The answer is no, they don’t fill the same niche. Just like monarch butterflies need native milkweed to survive, other insects that we don’t hear about need specific varieties of plants to survive. The native fauna is adapted to use the native flora and non-native species just don’t cut it. And, as it happens, European bellflower is invasive and will crowd out other plants. That further reduces the native plants available to native insects, birds and mammals.

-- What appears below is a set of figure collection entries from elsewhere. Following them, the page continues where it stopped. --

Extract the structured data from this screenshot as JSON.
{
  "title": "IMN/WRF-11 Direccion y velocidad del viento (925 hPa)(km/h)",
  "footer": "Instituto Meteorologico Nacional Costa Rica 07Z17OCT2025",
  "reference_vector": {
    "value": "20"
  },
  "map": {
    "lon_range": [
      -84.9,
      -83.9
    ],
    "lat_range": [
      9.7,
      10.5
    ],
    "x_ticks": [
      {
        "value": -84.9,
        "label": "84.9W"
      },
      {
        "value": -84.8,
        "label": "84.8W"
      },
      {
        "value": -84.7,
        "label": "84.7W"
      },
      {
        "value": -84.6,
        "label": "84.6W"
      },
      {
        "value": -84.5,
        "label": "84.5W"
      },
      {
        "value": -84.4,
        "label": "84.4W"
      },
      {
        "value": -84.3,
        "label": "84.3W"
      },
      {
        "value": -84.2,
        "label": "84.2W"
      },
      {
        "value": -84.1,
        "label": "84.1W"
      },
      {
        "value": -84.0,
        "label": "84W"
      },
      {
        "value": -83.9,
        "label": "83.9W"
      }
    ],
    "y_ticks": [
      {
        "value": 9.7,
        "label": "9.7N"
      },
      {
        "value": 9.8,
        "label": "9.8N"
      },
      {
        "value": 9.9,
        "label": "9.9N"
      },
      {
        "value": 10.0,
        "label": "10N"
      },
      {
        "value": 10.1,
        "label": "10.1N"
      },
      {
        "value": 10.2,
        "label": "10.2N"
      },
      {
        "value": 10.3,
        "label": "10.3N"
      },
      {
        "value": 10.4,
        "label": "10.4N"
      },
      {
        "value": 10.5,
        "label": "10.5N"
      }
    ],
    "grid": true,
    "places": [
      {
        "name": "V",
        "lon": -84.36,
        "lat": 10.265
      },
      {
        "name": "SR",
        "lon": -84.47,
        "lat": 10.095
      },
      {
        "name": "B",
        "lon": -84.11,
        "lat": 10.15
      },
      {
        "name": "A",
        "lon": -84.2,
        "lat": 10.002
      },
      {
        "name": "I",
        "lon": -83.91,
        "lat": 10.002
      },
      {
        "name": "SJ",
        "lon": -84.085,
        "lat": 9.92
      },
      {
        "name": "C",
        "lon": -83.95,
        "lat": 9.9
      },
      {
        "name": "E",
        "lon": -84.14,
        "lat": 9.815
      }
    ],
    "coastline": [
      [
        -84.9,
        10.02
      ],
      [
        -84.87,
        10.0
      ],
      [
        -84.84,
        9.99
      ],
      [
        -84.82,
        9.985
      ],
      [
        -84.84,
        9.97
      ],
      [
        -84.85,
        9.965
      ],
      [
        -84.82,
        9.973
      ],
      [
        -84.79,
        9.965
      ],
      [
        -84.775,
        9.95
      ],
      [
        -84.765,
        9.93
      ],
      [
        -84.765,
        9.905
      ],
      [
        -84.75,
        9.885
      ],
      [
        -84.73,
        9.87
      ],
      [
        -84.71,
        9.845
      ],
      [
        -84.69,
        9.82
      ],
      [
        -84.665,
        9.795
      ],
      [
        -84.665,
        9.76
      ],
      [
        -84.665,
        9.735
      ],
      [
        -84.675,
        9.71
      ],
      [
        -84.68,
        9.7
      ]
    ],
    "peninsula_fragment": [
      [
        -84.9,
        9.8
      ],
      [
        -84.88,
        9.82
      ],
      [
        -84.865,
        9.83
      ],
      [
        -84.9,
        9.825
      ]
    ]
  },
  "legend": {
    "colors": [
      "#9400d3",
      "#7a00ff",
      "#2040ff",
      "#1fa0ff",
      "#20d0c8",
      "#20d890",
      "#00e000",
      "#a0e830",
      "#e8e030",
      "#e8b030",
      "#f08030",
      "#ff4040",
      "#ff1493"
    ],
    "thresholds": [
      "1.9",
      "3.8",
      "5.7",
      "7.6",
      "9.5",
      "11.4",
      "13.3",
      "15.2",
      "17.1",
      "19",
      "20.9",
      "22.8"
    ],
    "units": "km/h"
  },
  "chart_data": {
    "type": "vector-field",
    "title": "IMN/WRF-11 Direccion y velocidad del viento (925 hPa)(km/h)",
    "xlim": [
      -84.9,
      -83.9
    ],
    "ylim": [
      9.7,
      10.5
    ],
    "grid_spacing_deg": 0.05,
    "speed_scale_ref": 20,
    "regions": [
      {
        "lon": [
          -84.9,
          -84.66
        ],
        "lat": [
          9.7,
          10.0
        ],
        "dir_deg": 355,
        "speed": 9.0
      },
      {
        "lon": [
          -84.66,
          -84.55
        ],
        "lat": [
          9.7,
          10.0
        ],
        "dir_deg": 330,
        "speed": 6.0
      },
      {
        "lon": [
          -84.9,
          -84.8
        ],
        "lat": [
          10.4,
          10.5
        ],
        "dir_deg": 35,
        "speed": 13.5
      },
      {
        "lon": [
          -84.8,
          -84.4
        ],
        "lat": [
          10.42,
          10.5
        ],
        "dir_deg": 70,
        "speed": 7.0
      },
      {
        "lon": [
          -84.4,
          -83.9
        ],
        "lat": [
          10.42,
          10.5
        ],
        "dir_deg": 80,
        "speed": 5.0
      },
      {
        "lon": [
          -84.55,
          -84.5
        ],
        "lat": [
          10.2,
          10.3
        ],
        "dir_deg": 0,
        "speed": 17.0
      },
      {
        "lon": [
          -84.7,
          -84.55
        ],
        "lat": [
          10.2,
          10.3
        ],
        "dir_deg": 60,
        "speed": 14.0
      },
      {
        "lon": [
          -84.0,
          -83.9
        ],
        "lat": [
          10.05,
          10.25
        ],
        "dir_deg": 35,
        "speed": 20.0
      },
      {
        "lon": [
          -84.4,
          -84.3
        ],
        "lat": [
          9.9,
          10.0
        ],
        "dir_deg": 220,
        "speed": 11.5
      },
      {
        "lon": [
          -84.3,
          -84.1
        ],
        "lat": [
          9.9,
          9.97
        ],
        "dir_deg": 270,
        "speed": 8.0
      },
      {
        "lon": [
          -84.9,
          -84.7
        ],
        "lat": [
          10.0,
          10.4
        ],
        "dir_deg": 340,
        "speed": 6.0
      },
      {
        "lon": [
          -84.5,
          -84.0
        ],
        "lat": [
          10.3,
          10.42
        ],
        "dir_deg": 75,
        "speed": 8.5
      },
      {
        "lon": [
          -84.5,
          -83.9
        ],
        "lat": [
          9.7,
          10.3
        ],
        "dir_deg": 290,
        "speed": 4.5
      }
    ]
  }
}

So to create a viable ecosystem that supports butterflies, birds and native pollinators we need the real deal – native plants. But it is not simply a matter of throwing down native plant seed. I first had to undue some mistakes I made earlier by removing invasive plants that I had let go or even encouraged to grow. One of the hardest plants to eradicate is Bishop’s weed (Aegopodium podagraria) also known as Snow on the Mountain. It is a common ground cover and works well for that because it is invasive. I first tried to hoe it out of the area I was going to plant. Big mistake. A piece of stem as short as an inch can sprout a new plant. So after I hoed the area I had a fresh new crop of Bishop’s weed! The only way to control it is to remove the roots. So I went over the area shovelful by shovelful and removed the roots. A real learning experience, but it seems to be working in the small area where I planted native transplants. Next spring will show if I was successful.

I also removed hostas and orange daylilies with that technique. The roots of those plants are bigger so it was much easier to dig them out. Then after the weather cooled off in early winter I put down native plant seed mixes in the cleared areas. The seeds need freeze/thaw cycles to activate them so they will germinate in the spring. My hope is that by clearing the established invasive plants, the seed I put down will have a fighting chance to get going before the weeds move in.

The cleared areas include about 1000 square feet of the boulevard on the street. This will be my contribution to the Butterfly Boulevard that I envisioned one day while sitting on my patio under the Linden tree. I had been for a long walk through McKennan Park neighborhoods. I realized that I could walk for miles and the only native species I would see might be an ash or cottonwood tree. As I sat in the shade after my walk I saw one monarch butterfly checking out the milkweed. I used to see four or five at a time. It was then that I realized that the monarchs had to cross a food desert to get to my garden where there are plenty of chemical free plants for them.

So I’m planting native plants in my boulevard and my neighbor up the street already has native plants in his boulevard. Another neighbor a few blocks away has coneflowers and other natives in the boulevard as well. We have created a corridor of native plants in our neighborhood. If people all over town converted their boulevards to native plants, butterflies and native pollinators could travel across town and not miss a meal. It would be a food forest for pollinators. A Butterfly Boulevard.